2 Samuel 8:2

2 And he smote Moab, and measured them with a line, casting them down to the ground; even with two lines measured he to put to death, and with one full line to keep alive. And so the Moabites became David's servants, and brought gifts.

2 Samuel 8:2 Meaning and Commentary

2 Samuel 8:2

And he smote Moab
He next went against that, and invaded it, the people of it being always troublesome and distressing to the children of Israel; and though the king of it had shown some favour to David, yet it was when he considered him as an enemy to Saul, and Saul to him; but things having taken a different turn, his and his people's enmity against David and his people appeared; wherefore he went and fought them, and made them his subjects, whereby was fulfilled the prophecy of Balaam, ( Numbers 24:17 ) ; as it referred to David:

and measured them with a line:
either their country and fields, to distribute among his people, or rather the soldiers he took prisoners; which, as Procopius Gazaeus says, were so numerous that they could not be told, and therefore they were ordered to lie prostrate on the ground, and they were measured with a line, as it follows:

casting them down to the ground;
or ordering them to lie down; though some understand this of casting down their cities, towers, and strong holds, and levelling them with the ground:

even with two lines measured he;
with one, so it may be supplied, as the Vulgate Latin,

to put to death, and with one full line, to keep alive;
that is, in measuring them with his lines, he divided them into two parts, one he put to death, and the other, the full line, which contained the most, he saved alive; though it seems according to our version, and so most understand it, that David slew two thirds, and saved one, and so Josephus F5. This must be understood of the army of the Moabites that fell into his hands, so Josephus, who persisted and refused to submit, not of all the inhabitants of the land.

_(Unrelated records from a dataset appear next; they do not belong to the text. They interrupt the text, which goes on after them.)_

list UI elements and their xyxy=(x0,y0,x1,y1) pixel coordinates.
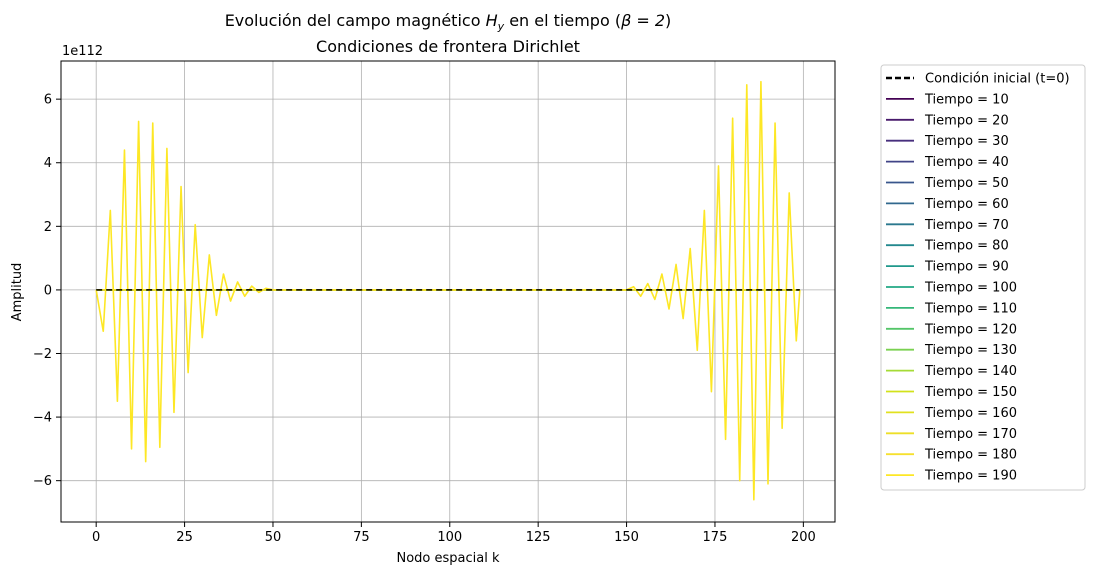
legend-label: Tiempo = 190 xyxy=(924,469,1017,484)
legend: Condición inicial (t=0) Tiempo = 10 Tiempo… xyxy=(880,64,1086,491)
legend-label: Tiempo = 50 xyxy=(924,176,1009,191)
y-tick-label: −2 xyxy=(33,347,52,362)
x-tick-label: 75 xyxy=(353,530,370,545)
legend-label: Tiempo = 80 xyxy=(924,239,1009,254)
legend-label: Condición inicial (t=0) xyxy=(925,72,1070,87)
x-tick-label: 150 xyxy=(614,530,639,545)
legend-label: Tiempo = 100 xyxy=(924,281,1017,296)
x-tick-label: 50 xyxy=(265,530,282,545)
legend-label: Tiempo = 120 xyxy=(924,322,1017,337)
legend-label: Tiempo = 160 xyxy=(924,406,1017,421)
x-axis-label: Nodo espacial k xyxy=(396,551,499,566)
y-tick-label: −6 xyxy=(33,474,52,489)
y-tick-label: −4 xyxy=(33,411,52,426)
legend-label: Tiempo = 140 xyxy=(924,364,1017,379)
x-tick-label: 100 xyxy=(437,530,462,545)
series-line-final xyxy=(95,80,801,501)
x-tick-label: 175 xyxy=(703,530,728,545)
legend-label: Tiempo = 90 xyxy=(924,260,1009,275)
legend-label: Tiempo = 170 xyxy=(924,427,1017,442)
legend-label: Tiempo = 180 xyxy=(924,448,1017,463)
chart-title: Evolución del campo magnético Hy en el t… xyxy=(225,11,672,33)
legend-label: Tiempo = 150 xyxy=(924,385,1017,400)
x-tick-label: 25 xyxy=(176,530,193,545)
series-group xyxy=(95,80,801,501)
legend-label: Tiempo = 40 xyxy=(924,155,1009,170)
y-tick-label: 6 xyxy=(44,93,52,108)
chart-subtitle: Condiciones de frontera Dirichlet xyxy=(316,37,580,56)
legend-label: Tiempo = 130 xyxy=(924,343,1017,358)
y-multiplier: 1e112 xyxy=(62,44,103,59)
y-tick-label: 4 xyxy=(44,156,52,171)
y-tick-label: 2 xyxy=(44,220,52,235)
legend-box xyxy=(880,64,1086,491)
legend-label: Tiempo = 110 xyxy=(924,301,1017,316)
legend-label: Tiempo = 30 xyxy=(924,134,1009,149)
y-tick-label: 0 xyxy=(44,283,52,298)
ticks: 0 25 50 75 100 125 150 175 200 −6 −4 −2 0 2 4 6 xyxy=(33,93,816,545)
y-axis-label: Amplitud xyxy=(10,263,25,322)
legend-label: Tiempo = 10 xyxy=(924,92,1009,107)
legend-label: Tiempo = 60 xyxy=(924,197,1009,212)
legend-label: Tiempo = 70 xyxy=(924,218,1009,233)
plot-frame xyxy=(60,60,836,523)
x-tick-label: 200 xyxy=(791,530,816,545)
x-tick-label: 125 xyxy=(526,530,551,545)
legend-label: Tiempo = 20 xyxy=(924,113,1009,128)
x-tick-label: 0 xyxy=(92,530,100,545)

The Jews say F6, that the reason of this severe treatment of them was because they slew the father, and mother and brethren of David, whom he left to the care and custody of the king of Moab, when he fled from Saul, see ( 1 Samuel 22:3 ) ; since after that they are heard no more of; though it should rather be imputed to their enmity against the people of Israel. The phrase of "meting out the valley of Succoth" seems to be an allusion to this fact, ( Psalms 60:6 ) , the psalm being written on occasion of the victories here related:

and [so] the Moabites became David's servants;
the inhabitants of the land who were left in it, perhaps that part of the soldiers preserved alive were brought home captives:

[and] brought gifts;
paid a yearly tribute to King David, as they afterwards did to Solomon and to Rehoboam, until the revolt of the ten tribes, and then they paid it unto the kings of Israel, to the times of Ahab, see ( 2 Kings 3:4 2 Kings 3:5 ) , though these gifts may be distinct from, and besides the tribute paid, which is supposed in their being servants, see ( 2 Chronicles 17:11 ) . Thus the Arabians F7 carried gifts to the king of Persia besides tribute.


FOOTNOTES:

F5 Antiqu. l. 7. c. 5. sect. 1.
F6 Bemidbar Rabba, l. 14. fol. 212. 1.
F7 Herodot. Thalia, sive, l. 3. c. 97.

2 Samuel 8:2 In-Context

1 And after this it came to pass, that David smote the Philistines, and subdued them: and David took Methegammah out of the hand of the Philistines.
2 And he smote Moab, and measured them with a line, casting them down to the ground; even with two lines measured he to put to death, and with one full line to keep alive. And so the Moabites became David's servants, and brought gifts.
3 David smote also Hadadezer, the son of Rehob, king of Zobah, as he went to recover his border at the river Euphrates.
4 And David took from him a thousand chariots, and seven hundred horsemen, and twenty thousand footmen: and David houghed all the chariot horses, but reserved of them for an hundred chariots.
5 And when the Syrians of Damascus came to succour Hadadezer king of Zobah, David slew of the Syrians two and twenty thousand men.